3. Phase isolation in ephemeral sessions. Once a task is approved, an external runner spawns one fresh claude -p per phase, sequentially. Each phase reads docs + previous phase outputs from disk. No long-lived session that accumulates context across phases.

Minimal file shape:

prompts/
  docs-create.md          # guidance for the foundational docs
  task-create.md          # guidance for task / phase files
.claude/skills/
  plan-and-build/         # docs → discuss → plan → run phases
  commit/                 # disciplined commit playbook
scripts/
  run-phases.py           # one ephemeral claude -p per phase

User flow:

claude                                              # interactive
  ↓ user describes product
  ↓ user invokes prompts/docs-create.md
docs/{prd, flow, data-schema, code-architecture, adr}.md
  ↓ user invokes plan-and-build skill
plan-and-build  (3 user gates: clarify → plan → task-create)
  ↓
tasks/N-name/{index.json, phase{0..K}.md}
  ↓ scripts/run-phases.py N-name
phase 0 → phase 1 → ... → phase K                  # each in its own claude -p
  ↓
async notification (Discord or equivalent)

Trade-offs

  • Setup cost. You cannot just claude and start coding; the boilerplate must exist first. Mitigated by publishing it once as a GitHub template repo so cloning is one command.
  • Three blocking gates per task. Each plan-and-build invocation pauses for user response three times. Fine for solo synchronous work; latency for async teams.
  • Doc-code drift risk. Docs are authoritative only if maintained. Phase 0 of every task is a docs-update step that catches most drift, but stale ADRs can sneak through if not pruned.
  • Five docs is opinionated.
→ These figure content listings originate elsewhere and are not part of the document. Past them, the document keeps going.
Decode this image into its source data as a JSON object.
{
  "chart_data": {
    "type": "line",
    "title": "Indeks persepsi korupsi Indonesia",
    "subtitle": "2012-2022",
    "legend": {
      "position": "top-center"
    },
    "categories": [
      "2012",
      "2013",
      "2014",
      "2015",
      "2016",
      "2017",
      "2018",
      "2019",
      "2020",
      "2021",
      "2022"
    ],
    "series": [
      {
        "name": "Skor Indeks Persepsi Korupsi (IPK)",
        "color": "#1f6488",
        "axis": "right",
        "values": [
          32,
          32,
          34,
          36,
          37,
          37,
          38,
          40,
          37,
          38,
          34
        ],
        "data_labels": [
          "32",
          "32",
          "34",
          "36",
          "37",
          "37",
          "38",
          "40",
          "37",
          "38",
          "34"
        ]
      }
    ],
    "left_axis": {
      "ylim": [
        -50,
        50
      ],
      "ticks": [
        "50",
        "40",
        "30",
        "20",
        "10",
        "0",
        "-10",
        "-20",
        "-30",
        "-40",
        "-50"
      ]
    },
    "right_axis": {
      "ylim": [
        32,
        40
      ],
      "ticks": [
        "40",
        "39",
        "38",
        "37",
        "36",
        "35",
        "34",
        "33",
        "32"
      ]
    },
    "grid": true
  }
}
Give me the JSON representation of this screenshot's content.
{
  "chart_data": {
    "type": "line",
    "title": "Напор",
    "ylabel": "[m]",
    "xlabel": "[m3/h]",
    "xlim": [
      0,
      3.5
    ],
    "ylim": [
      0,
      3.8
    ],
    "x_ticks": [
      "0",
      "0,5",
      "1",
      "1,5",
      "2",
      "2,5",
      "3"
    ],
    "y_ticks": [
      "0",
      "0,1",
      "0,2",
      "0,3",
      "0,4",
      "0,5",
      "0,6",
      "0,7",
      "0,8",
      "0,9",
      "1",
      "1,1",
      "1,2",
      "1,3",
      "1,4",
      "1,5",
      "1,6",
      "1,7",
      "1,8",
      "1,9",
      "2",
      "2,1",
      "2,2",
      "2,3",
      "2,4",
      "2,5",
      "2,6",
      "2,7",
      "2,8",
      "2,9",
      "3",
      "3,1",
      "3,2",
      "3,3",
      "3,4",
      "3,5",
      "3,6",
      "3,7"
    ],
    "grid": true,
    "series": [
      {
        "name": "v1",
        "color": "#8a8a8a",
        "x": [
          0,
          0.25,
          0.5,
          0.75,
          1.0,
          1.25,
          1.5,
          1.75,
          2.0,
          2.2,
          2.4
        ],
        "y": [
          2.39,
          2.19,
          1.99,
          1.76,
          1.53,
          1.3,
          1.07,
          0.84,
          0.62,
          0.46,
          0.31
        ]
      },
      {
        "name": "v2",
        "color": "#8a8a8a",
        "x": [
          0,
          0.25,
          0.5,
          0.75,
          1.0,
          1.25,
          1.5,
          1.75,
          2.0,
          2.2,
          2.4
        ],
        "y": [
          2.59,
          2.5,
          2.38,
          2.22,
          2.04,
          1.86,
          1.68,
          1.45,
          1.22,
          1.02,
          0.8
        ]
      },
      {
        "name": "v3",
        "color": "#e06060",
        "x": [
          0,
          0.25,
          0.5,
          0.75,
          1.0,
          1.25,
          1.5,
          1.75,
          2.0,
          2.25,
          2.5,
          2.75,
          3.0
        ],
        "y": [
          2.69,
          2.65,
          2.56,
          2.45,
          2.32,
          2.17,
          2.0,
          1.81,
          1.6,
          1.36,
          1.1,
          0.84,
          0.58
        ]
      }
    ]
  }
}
PRD + flow + data-schema + code-architecture + ADR is a default, not a prescription. Tiny projects may only need PRD + ADR; complex ones may need more. Adjust the docs-creation prompt.
  • Async notification is a hard prerequisite for unattended runs. Without Discord or equivalent, the user must watch the terminal during phase execution (which can take hours). Set this up before relying on the pattern for anything longer than a single short task.

Example

claude-harness-template is a concrete Stage 0 boilerplate implementing this pattern. Nine files. Published as a GitHub template repo:

gh repo create new-project \
  --template jh-choi98/claude-harness-template \
  --clone

The template was extracted from a longer-running internal harness (argos) by reading its git log to identify what existed at MVP era versus what was added later for Stage 2+ features (persona simulation, autonomous loops, read-only critic agents). The bootstrap shape was the residue after stripping the Stage 2+ assets that depend on customer evidence.

None yet. Future entries in this category will likely cover the Stage 2 graduation (persona-driven ideation, autonomous loops with rollback, read-only critic agents) and per-task git workflow choices (main-direct vs. feature branch).